A research team at the National Institute of Standards and Technology (NIST) has come up with a potential solution to a two-pronged problem in medical research: How to capture cells on a particular spot on a surface using electric fields and keep them alive long enough to run experiments on them.
Their method, which involves innovations upon conventional cell-capture techniques, has already proved effective in creating arrays of human liver cells and mouse pluripotent cells—which, similar to stem cells, can develop into more than one cell type.
"The technique could prove valuable for learning about how cells communicate and differentiate," says NIST chemist Darwin Reyes. "We think this method could provide an effective way to selectively induce cells to differentiate and watch their behavior as they develop."
Adherent cells need to be attached to a surface to survive, and one common way of getting them there is by using a technique called dielectrophoresis (DEP), which Reyes says is not necessarily the best for cells' health. A batch of cells is placed into a fluid medium that has low electrical conductivity—sucrose in water, for example—and then subjected to an electric field that attracts the cells to a nearby surface. But the DEP process requires the cells to spend between 20 and 30 minutes in the medium, which appears to cause problems when the cells are trying to attach to the surface.

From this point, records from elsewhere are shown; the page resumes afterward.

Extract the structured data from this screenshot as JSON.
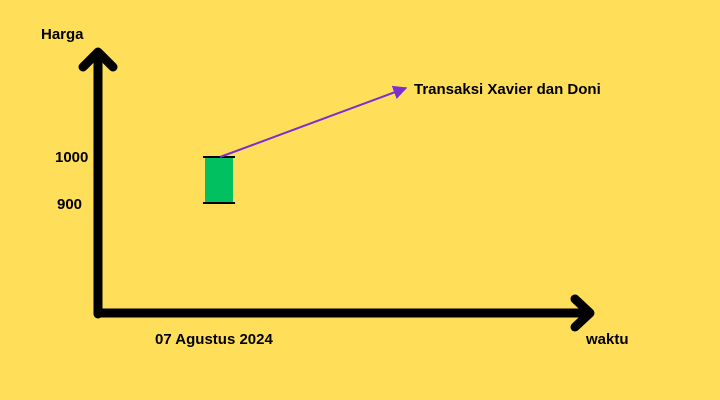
{
  "chart_data": {
    "type": "candlestick",
    "ylabel": "Harga",
    "xlabel": "waktu",
    "y_ticks": [
      1000,
      900
    ],
    "ylim": [
      700,
      1200
    ],
    "categories": [
      "07 Agustus 2024"
    ],
    "candles": [
      {
        "x": "07 Agustus 2024",
        "open": 900,
        "close": 1000,
        "high": 1000,
        "low": 900
      }
    ],
    "annotation": {
      "text": "Transaksi Xavier dan Doni",
      "target_value": 1000
    },
    "colors": {
      "background": "#FFDE59",
      "candle": "#00C060",
      "annotation_arrow": "#7B2FD0",
      "axis": "#000000"
    }
  }
}
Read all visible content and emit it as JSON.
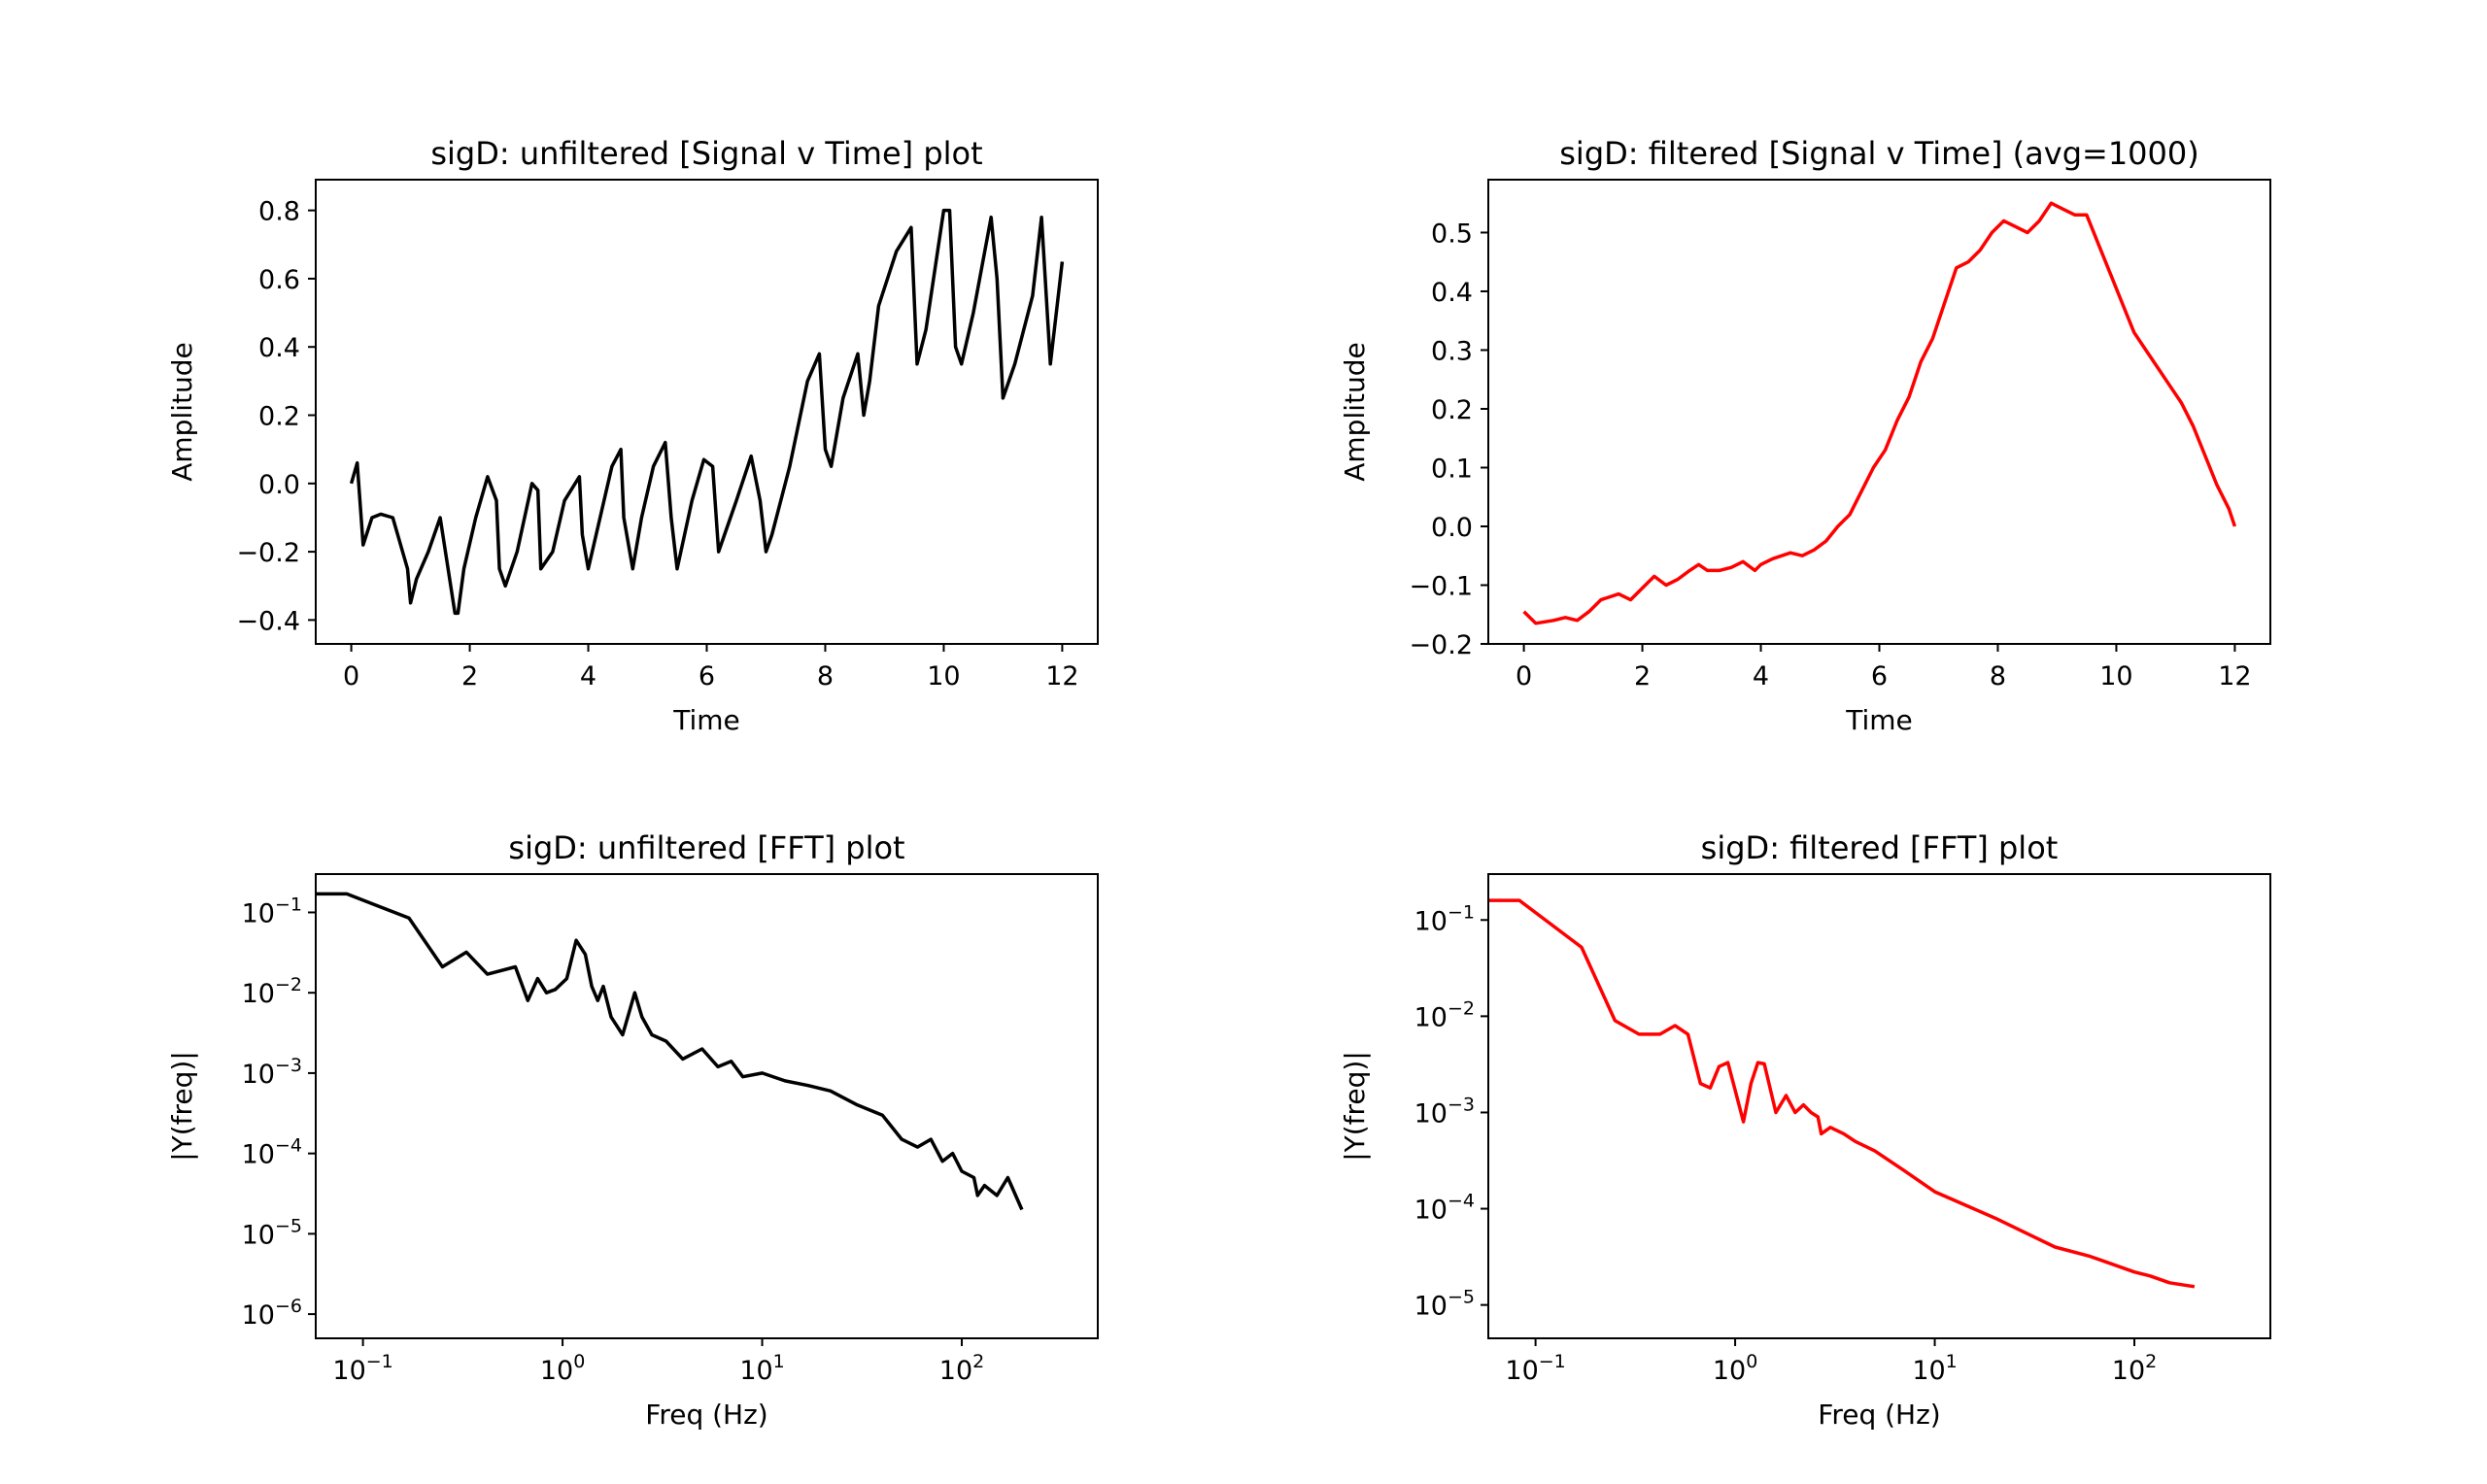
{
  "chart_data": [
    {
      "type": "line",
      "title": "sigD: unfiltered [Signal v Time] plot",
      "xlabel": "Time",
      "ylabel": "Amplitude",
      "xscale": "linear",
      "yscale": "linear",
      "xlim": [
        -0.6,
        12.6
      ],
      "ylim": [
        -0.47,
        0.89
      ],
      "xticks": [
        0,
        2,
        4,
        6,
        8,
        10,
        12
      ],
      "xtick_labels": [
        "0",
        "2",
        "4",
        "6",
        "8",
        "10",
        "12"
      ],
      "yticks": [
        -0.4,
        -0.2,
        0.0,
        0.2,
        0.4,
        0.6,
        0.8
      ],
      "ytick_labels": [
        "−0.4",
        "−0.2",
        "0.0",
        "0.2",
        "0.4",
        "0.6",
        "0.8"
      ],
      "color": "#000000",
      "series": [
        {
          "x": [
            0,
            0.1,
            0.2,
            0.35,
            0.5,
            0.7,
            0.95,
            1.0,
            1.1,
            1.3,
            1.5,
            1.75,
            1.8,
            1.9,
            2.1,
            2.3,
            2.45,
            2.5,
            2.6,
            2.8,
            3.05,
            3.15,
            3.2,
            3.4,
            3.6,
            3.85,
            3.9,
            4.0,
            4.2,
            4.4,
            4.55,
            4.6,
            4.75,
            4.9,
            5.1,
            5.3,
            5.4,
            5.5,
            5.75,
            5.95,
            6.1,
            6.2,
            6.3,
            6.5,
            6.75,
            6.9,
            7.0,
            7.1,
            7.4,
            7.7,
            7.9,
            8.0,
            8.1,
            8.3,
            8.55,
            8.65,
            8.75,
            8.9,
            9.2,
            9.45,
            9.55,
            9.7,
            10.0,
            10.1,
            10.2,
            10.3,
            10.5,
            10.8,
            10.9,
            11.0,
            11.2,
            11.5,
            11.65,
            11.8,
            12.0
          ],
          "y": [
            0.0,
            0.06,
            -0.18,
            -0.1,
            -0.09,
            -0.1,
            -0.25,
            -0.35,
            -0.28,
            -0.2,
            -0.1,
            -0.38,
            -0.38,
            -0.25,
            -0.1,
            0.02,
            -0.05,
            -0.25,
            -0.3,
            -0.2,
            0.0,
            -0.02,
            -0.25,
            -0.2,
            -0.05,
            0.02,
            -0.15,
            -0.25,
            -0.1,
            0.05,
            0.1,
            -0.1,
            -0.25,
            -0.1,
            0.05,
            0.12,
            -0.1,
            -0.25,
            -0.05,
            0.07,
            0.05,
            -0.2,
            -0.15,
            -0.05,
            0.08,
            -0.05,
            -0.2,
            -0.15,
            0.05,
            0.3,
            0.38,
            0.1,
            0.05,
            0.25,
            0.38,
            0.2,
            0.3,
            0.52,
            0.68,
            0.75,
            0.35,
            0.45,
            0.8,
            0.8,
            0.4,
            0.35,
            0.5,
            0.78,
            0.6,
            0.25,
            0.35,
            0.55,
            0.78,
            0.35,
            0.65
          ]
        }
      ]
    },
    {
      "type": "line",
      "title": "sigD: filtered [Signal v Time] (avg=1000)",
      "xlabel": "Time",
      "ylabel": "Amplitude",
      "xscale": "linear",
      "yscale": "linear",
      "xlim": [
        -0.6,
        12.6
      ],
      "ylim": [
        -0.2,
        0.59
      ],
      "xticks": [
        0,
        2,
        4,
        6,
        8,
        10,
        12
      ],
      "xtick_labels": [
        "0",
        "2",
        "4",
        "6",
        "8",
        "10",
        "12"
      ],
      "yticks": [
        -0.2,
        -0.1,
        0.0,
        0.1,
        0.2,
        0.3,
        0.4,
        0.5
      ],
      "ytick_labels": [
        "−0.2",
        "−0.1",
        "0.0",
        "0.1",
        "0.2",
        "0.3",
        "0.4",
        "0.5"
      ],
      "color": "#ff0000",
      "series": [
        {
          "x": [
            0,
            0.2,
            0.5,
            0.7,
            0.9,
            1.1,
            1.3,
            1.6,
            1.8,
            2.0,
            2.2,
            2.4,
            2.6,
            2.8,
            2.95,
            3.1,
            3.3,
            3.5,
            3.7,
            3.9,
            4.0,
            4.2,
            4.5,
            4.7,
            4.9,
            5.1,
            5.3,
            5.5,
            5.7,
            5.9,
            6.1,
            6.3,
            6.5,
            6.7,
            6.9,
            7.1,
            7.3,
            7.5,
            7.7,
            7.9,
            8.1,
            8.3,
            8.5,
            8.7,
            8.9,
            9.1,
            9.3,
            9.5,
            9.7,
            9.9,
            10.1,
            10.3,
            10.5,
            10.7,
            10.9,
            11.1,
            11.3,
            11.5,
            11.7,
            11.9,
            12.0
          ],
          "y": [
            -0.145,
            -0.165,
            -0.16,
            -0.155,
            -0.16,
            -0.145,
            -0.125,
            -0.115,
            -0.125,
            -0.105,
            -0.085,
            -0.1,
            -0.09,
            -0.075,
            -0.065,
            -0.075,
            -0.075,
            -0.07,
            -0.06,
            -0.075,
            -0.065,
            -0.055,
            -0.045,
            -0.05,
            -0.04,
            -0.025,
            0.0,
            0.02,
            0.06,
            0.1,
            0.13,
            0.18,
            0.22,
            0.28,
            0.32,
            0.38,
            0.44,
            0.45,
            0.47,
            0.5,
            0.52,
            0.51,
            0.5,
            0.52,
            0.55,
            0.54,
            0.53,
            0.53,
            0.48,
            0.43,
            0.38,
            0.33,
            0.3,
            0.27,
            0.24,
            0.21,
            0.17,
            0.12,
            0.07,
            0.03,
            0.0
          ]
        }
      ]
    },
    {
      "type": "line",
      "title": "sigD: unfiltered [FFT] plot",
      "xlabel": "Freq (Hz)",
      "ylabel": "|Y(freq)|",
      "xscale": "log",
      "yscale": "log",
      "xlim": [
        0.058,
        480
      ],
      "ylim": [
        5e-07,
        0.3
      ],
      "xticks": [
        0.1,
        1,
        10,
        100
      ],
      "xtick_labels": [
        {
          "b": "10",
          "e": "−1"
        },
        {
          "b": "10",
          "e": "0"
        },
        {
          "b": "10",
          "e": "1"
        },
        {
          "b": "10",
          "e": "2"
        }
      ],
      "yticks": [
        1e-06,
        1e-05,
        0.0001,
        0.001,
        0.01,
        0.1
      ],
      "ytick_labels": [
        {
          "b": "10",
          "e": "−6"
        },
        {
          "b": "10",
          "e": "−5"
        },
        {
          "b": "10",
          "e": "−4"
        },
        {
          "b": "10",
          "e": "−3"
        },
        {
          "b": "10",
          "e": "−2"
        },
        {
          "b": "10",
          "e": "−1"
        }
      ],
      "color": "#000000",
      "series": [
        {
          "x": [
            0.058,
            0.083,
            0.17,
            0.25,
            0.33,
            0.42,
            0.58,
            0.67,
            0.75,
            0.83,
            0.92,
            1.05,
            1.17,
            1.3,
            1.4,
            1.5,
            1.6,
            1.75,
            2.0,
            2.3,
            2.5,
            2.8,
            3.3,
            4,
            5,
            6,
            7,
            8,
            10,
            13,
            17,
            22,
            30,
            40,
            50,
            60,
            70,
            80,
            90,
            100,
            115,
            120,
            130,
            150,
            170,
            200
          ],
          "y": [
            0.17,
            0.17,
            0.085,
            0.021,
            0.032,
            0.017,
            0.021,
            0.008,
            0.015,
            0.01,
            0.011,
            0.015,
            0.045,
            0.03,
            0.012,
            0.008,
            0.012,
            0.005,
            0.003,
            0.01,
            0.005,
            0.003,
            0.0025,
            0.0015,
            0.002,
            0.0012,
            0.0014,
            0.0009,
            0.001,
            0.0008,
            0.0007,
            0.0006,
            0.0004,
            0.0003,
            0.00015,
            0.00012,
            0.00015,
            8e-05,
            0.0001,
            6e-05,
            5e-05,
            3e-05,
            4e-05,
            3e-05,
            5e-05,
            2e-05
          ]
        }
      ]
    },
    {
      "type": "line",
      "title": "sigD: filtered [FFT] plot",
      "xlabel": "Freq (Hz)",
      "ylabel": "|Y(freq)|",
      "xscale": "log",
      "yscale": "log",
      "xlim": [
        0.058,
        480
      ],
      "ylim": [
        4.5e-06,
        0.3
      ],
      "xticks": [
        0.1,
        1,
        10,
        100
      ],
      "xtick_labels": [
        {
          "b": "10",
          "e": "−1"
        },
        {
          "b": "10",
          "e": "0"
        },
        {
          "b": "10",
          "e": "1"
        },
        {
          "b": "10",
          "e": "2"
        }
      ],
      "yticks": [
        1e-05,
        0.0001,
        0.001,
        0.01,
        0.1
      ],
      "ytick_labels": [
        {
          "b": "10",
          "e": "−5"
        },
        {
          "b": "10",
          "e": "−4"
        },
        {
          "b": "10",
          "e": "−3"
        },
        {
          "b": "10",
          "e": "−2"
        },
        {
          "b": "10",
          "e": "−1"
        }
      ],
      "color": "#ff0000",
      "series": [
        {
          "x": [
            0.058,
            0.083,
            0.17,
            0.25,
            0.33,
            0.42,
            0.5,
            0.58,
            0.67,
            0.75,
            0.83,
            0.92,
            1.0,
            1.1,
            1.2,
            1.3,
            1.4,
            1.6,
            1.8,
            2.0,
            2.2,
            2.4,
            2.6,
            2.7,
            3.0,
            3.5,
            4,
            5,
            7,
            10,
            20,
            40,
            60,
            100,
            120,
            150,
            200
          ],
          "y": [
            0.16,
            0.16,
            0.052,
            0.009,
            0.0065,
            0.0065,
            0.008,
            0.0065,
            0.002,
            0.0018,
            0.003,
            0.0033,
            0.0017,
            0.0008,
            0.002,
            0.0033,
            0.0032,
            0.001,
            0.0015,
            0.001,
            0.0012,
            0.001,
            0.0009,
            0.0006,
            0.0007,
            0.0006,
            0.0005,
            0.0004,
            0.00025,
            0.00015,
            8e-05,
            4e-05,
            3.2e-05,
            2.2e-05,
            2e-05,
            1.7e-05,
            1.55e-05
          ]
        }
      ]
    }
  ]
}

"Cells typically die rather soon after that much time exposed to the sucrose, since they cannot attach to the surface," Reyes says. "It's tough to run useful experiments if you only have a short window of opportunity."
The team experimented with different materials before finding that they could use a layer of substance called polyelectrolyte that has its own positive electric charge, which attracts the cells quickly. Before depositing this material, they laid down a thin layer of natural protein called fibronectin that helps cells to survive once they stick. With this new hybrid surface, the cells need spend only about four minutes in the fluid before they are returned to a more nurturing medium that helps them grow and attach better. As a result, the cells can survive on the surface for a week or more.
Because of their success in creating arrays of neural cells, the team has recently started to pattern liver cells as well. Combining liver cells with this technique could be useful in toxicology studies, Reyes suggests. "The liver is made up of several types of cells that work together," he says. "Creating arrays of them with certain cells positioned in particular locations could help us study how each of them might contribute to the overall process of filtering out a toxin from the bloodstream."
* D.R. Reyes, J.S. Hong, J.T. Elliott and M. Gaitan. Hybrid cell adhesive material for instant dielectrophoretic cell trapping and long-term cell function assessment. Langmuir, 2011, 27, 10027-10034, DOI: 10.1021/la200762j.